I told one of my girlfriends about this incident and she thought that I had made it up, which I had not. For some weird reason, many people share their marital woes with me—strangers and acquaintances alike—and then ask me to tell them what makes a marriage work. I have a standard response for all of them: “I don’t know, because I am also seeking an answer to that.”
But I did not tell this young husband that I did not know how to help. First, he was the driver, what if my response unhinged him and he decided to drive us into that steep ditch in Kangemi? Secondly, I sensed that he desperately needed to talk to someone who did not know him and therefore could not judge him. I prodded.

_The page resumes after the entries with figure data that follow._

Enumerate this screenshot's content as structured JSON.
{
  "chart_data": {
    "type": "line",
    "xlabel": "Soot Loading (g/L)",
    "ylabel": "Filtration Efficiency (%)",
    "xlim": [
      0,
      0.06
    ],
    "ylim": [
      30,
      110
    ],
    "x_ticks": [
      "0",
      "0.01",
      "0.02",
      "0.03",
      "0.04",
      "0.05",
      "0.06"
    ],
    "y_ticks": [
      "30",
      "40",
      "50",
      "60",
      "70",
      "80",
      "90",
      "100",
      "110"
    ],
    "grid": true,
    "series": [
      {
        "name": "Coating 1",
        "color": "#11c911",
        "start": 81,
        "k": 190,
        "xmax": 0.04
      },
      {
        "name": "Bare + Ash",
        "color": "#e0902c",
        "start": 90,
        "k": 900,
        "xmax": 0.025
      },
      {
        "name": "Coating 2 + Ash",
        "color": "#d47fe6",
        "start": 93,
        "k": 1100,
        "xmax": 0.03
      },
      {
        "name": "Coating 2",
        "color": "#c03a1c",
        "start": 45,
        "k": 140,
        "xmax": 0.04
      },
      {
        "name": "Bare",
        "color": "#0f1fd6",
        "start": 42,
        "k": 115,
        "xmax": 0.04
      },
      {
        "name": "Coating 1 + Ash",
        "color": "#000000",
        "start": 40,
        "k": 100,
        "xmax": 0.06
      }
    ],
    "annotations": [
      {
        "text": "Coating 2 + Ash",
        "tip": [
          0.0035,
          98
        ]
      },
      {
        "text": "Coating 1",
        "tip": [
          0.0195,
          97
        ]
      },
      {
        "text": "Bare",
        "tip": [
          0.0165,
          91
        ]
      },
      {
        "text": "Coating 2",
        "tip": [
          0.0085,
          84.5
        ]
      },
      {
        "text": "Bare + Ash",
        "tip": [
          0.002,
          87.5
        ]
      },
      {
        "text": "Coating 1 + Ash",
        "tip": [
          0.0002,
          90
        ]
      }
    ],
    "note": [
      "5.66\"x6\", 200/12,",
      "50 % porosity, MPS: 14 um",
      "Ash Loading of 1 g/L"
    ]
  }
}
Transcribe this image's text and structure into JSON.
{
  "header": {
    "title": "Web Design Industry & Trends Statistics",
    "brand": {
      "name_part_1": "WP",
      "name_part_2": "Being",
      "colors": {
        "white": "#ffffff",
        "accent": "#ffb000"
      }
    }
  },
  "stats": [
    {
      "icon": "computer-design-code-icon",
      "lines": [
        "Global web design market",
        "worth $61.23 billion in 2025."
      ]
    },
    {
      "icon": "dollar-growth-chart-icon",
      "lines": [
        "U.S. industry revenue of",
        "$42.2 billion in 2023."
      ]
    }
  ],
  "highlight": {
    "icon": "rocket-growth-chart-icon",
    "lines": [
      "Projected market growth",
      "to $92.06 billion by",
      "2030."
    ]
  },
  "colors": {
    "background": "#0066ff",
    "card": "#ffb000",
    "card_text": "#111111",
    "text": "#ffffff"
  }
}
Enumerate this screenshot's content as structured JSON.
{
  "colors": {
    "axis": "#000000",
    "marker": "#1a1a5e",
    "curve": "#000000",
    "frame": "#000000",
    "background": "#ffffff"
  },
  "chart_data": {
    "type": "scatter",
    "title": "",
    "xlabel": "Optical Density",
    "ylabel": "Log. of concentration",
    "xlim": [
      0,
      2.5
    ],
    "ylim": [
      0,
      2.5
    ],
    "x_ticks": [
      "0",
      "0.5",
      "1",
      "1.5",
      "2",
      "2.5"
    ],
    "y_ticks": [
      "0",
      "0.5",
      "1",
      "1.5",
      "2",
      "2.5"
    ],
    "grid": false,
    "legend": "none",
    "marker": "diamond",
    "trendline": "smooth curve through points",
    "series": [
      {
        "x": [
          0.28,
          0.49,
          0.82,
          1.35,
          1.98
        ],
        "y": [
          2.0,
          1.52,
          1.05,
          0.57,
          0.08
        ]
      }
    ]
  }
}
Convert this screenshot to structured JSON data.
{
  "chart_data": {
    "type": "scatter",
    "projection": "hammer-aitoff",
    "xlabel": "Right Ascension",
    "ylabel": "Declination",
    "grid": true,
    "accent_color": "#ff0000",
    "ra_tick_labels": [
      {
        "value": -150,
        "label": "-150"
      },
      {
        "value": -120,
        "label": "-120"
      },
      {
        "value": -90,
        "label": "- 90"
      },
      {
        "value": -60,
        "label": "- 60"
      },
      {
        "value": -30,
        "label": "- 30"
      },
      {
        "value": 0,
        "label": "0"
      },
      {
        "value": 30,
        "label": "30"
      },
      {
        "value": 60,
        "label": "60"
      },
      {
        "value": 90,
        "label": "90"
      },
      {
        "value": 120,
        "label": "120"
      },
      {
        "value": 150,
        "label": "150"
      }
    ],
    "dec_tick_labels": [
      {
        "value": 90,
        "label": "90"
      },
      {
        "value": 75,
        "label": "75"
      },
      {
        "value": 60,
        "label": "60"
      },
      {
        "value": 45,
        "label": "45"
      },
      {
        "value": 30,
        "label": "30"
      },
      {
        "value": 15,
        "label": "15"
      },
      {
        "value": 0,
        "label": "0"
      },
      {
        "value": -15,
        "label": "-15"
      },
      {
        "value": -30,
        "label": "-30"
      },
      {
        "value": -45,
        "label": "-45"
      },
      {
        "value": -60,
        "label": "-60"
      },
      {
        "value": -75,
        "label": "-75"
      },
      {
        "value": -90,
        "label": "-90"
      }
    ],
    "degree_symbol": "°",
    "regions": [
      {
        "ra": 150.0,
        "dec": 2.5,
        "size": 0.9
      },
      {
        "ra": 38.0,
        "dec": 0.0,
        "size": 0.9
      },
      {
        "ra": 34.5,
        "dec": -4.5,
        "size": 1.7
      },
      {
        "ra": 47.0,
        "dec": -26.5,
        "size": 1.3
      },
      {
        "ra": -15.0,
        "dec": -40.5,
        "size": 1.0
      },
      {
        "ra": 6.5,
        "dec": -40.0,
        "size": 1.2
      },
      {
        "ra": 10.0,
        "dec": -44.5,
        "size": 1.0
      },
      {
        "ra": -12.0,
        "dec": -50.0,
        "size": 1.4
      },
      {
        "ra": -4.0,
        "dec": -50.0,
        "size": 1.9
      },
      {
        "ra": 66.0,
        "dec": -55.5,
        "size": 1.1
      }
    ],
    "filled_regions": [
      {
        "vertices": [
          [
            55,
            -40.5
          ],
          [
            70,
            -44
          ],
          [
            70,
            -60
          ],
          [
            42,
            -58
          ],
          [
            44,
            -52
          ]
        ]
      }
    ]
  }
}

“Did you have a fight over something?”
We had a lengthy chat, at the end of which I gave him the contacts of a marriage counsellor, links for online reading, and recommended some books, and, of course, gave my perspective from a wife’s point of view. And yes, I prayed for him.
TREASURE
They were in their first year of marriage. I deduced that they were facing bigger problems than the typical adjustments of early marriage. Sex problems, not for lack of trying but for lack of knowledge.
They had been celibate before marriage and had never discussed anything to do with that aspect of their marriage before walking down the aisle, save for the agreement that she would be on contraceptives for the first year.
According to him, she expected him to ‘treasure’ her because she had saved herself for him. He did not know what to treasure her entailed and this made her angry and resentful.
As I said, I prayed for them because I did not have an answer after all.
What I have told my daughter is that it is honourable and right to be celibate until marriage, not for anyone but for herself. I have told her not to ‘save herself’ for someone but to do it for herself, because it will save her from a zillion heartaches.
Someone should tell that young wife that you cannot place a heavy burden on someone else for a decision you made about your life. No one should be expected to pop champagne for my unbroken hymen, but I should feel a warm glow of joy for upholding my values.
That said, I only heard the one version of this story and I highly suspect that it had nothing to do with sex. It just seems men are a tad paranoid about it.